In Hong Kong, China Evergrande is being sued for closing down.
Hong Kong (Reuters) – The website for the Hong Kong high court showed that a petition to close down the troubled property developer China Evergrande Group had been filed.
The website says that “Top Shine Global Limited of Intershore Consult (Samoa) Limited” filed the petition, and on August 31 there will be a hearing.
When asked to comment on the petition, Evergrande didn’t do so right away.
Evergrande owes more than $300 billion. At the end of last year, it stopped making payments on its offshore debt, so it is now considered to be in default.
State-owned companies have stepped in to help restructure the debt and have taken over some of the company’s assets to ease market worries about a chaotic collapse.
By the end of July, the company should have announced a rough plan for reorganising.

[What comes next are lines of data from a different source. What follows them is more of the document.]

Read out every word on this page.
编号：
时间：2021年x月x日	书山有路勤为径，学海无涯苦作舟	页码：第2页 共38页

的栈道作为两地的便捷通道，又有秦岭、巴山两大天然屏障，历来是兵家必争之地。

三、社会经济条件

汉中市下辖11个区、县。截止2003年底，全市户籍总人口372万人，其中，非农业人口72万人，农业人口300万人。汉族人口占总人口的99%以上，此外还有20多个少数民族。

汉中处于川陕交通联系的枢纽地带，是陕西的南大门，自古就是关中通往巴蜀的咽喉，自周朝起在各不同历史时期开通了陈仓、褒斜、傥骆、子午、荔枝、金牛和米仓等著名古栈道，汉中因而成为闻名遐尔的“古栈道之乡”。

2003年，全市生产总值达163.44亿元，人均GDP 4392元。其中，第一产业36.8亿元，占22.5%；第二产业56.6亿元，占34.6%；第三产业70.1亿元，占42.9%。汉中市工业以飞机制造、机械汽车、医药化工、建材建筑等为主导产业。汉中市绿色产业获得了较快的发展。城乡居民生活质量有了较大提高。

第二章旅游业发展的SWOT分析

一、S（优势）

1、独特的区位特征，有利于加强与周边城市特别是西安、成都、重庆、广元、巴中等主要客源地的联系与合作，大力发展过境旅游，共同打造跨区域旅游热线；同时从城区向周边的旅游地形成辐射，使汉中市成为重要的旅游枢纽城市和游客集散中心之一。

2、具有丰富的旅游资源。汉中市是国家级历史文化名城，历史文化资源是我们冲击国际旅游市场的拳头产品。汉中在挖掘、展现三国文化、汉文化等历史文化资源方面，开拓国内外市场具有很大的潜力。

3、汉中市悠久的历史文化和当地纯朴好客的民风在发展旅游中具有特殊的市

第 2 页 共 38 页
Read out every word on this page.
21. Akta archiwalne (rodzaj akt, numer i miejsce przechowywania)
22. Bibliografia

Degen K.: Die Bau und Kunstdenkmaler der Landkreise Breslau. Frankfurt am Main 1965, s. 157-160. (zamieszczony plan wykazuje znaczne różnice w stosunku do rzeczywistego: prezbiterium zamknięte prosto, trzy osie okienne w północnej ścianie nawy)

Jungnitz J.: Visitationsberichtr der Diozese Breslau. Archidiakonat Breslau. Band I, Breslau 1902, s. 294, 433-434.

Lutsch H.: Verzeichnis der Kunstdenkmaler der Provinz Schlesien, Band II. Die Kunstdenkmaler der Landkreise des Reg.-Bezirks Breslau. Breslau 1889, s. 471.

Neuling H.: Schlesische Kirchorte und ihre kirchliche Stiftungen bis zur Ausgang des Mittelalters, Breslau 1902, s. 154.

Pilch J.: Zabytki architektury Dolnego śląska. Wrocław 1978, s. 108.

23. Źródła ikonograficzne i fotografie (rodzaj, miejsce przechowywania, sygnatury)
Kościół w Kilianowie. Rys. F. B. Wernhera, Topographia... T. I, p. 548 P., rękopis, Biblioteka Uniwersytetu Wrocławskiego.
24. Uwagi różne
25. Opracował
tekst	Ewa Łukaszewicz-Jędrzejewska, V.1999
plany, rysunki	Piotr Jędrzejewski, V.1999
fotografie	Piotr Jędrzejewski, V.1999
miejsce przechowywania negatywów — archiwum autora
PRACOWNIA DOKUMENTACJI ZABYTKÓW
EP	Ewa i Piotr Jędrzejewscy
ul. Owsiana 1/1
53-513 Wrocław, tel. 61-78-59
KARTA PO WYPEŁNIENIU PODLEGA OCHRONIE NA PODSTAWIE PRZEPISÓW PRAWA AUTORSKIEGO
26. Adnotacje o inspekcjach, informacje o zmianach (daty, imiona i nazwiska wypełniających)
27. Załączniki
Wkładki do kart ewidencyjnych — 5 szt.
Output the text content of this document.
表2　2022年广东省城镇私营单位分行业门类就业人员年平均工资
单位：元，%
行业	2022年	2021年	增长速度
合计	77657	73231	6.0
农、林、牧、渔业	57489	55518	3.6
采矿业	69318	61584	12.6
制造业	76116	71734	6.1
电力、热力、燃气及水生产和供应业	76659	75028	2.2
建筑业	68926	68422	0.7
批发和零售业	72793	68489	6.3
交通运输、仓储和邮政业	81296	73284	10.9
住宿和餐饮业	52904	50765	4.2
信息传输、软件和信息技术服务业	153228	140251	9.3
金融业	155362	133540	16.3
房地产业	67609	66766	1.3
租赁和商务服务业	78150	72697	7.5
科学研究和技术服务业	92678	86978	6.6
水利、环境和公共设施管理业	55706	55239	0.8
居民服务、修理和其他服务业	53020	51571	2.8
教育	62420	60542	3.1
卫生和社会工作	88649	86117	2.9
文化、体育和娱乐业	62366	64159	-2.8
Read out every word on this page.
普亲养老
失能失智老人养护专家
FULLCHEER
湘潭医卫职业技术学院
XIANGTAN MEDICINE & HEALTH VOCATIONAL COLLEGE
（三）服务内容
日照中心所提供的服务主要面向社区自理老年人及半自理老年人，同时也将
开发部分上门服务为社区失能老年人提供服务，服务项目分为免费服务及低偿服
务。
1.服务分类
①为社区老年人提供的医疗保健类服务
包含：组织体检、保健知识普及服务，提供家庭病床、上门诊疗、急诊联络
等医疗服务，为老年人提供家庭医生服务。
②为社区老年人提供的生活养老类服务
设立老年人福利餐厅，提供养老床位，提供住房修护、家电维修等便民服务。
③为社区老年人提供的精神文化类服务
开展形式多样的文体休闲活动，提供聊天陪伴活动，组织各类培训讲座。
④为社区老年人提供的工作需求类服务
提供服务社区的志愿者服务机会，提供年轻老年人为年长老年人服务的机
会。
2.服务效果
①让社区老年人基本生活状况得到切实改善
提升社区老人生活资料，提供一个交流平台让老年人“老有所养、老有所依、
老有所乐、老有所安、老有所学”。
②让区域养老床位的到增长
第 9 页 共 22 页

The U.S. asset manager, Oaktree Capital Management, was a lender to Evergrande for the development of a large plot of land in the rural Hong Kong district of Yuen Long. At the beginning of this year, Oaktree tried to take control of the land by putting a receiver in charge of it.
In a filing at the time, Evergrande said that the appointment of receivers and possible sale of relevant secured assets “would not have a material effect on the group’s operations or financial position, nor would it affect the group’s ongoing debt restructuring exercise.”
Someone who knew about the situation told Reuters that the developer would keep trying to sell the undeveloped land even after a receiver was named.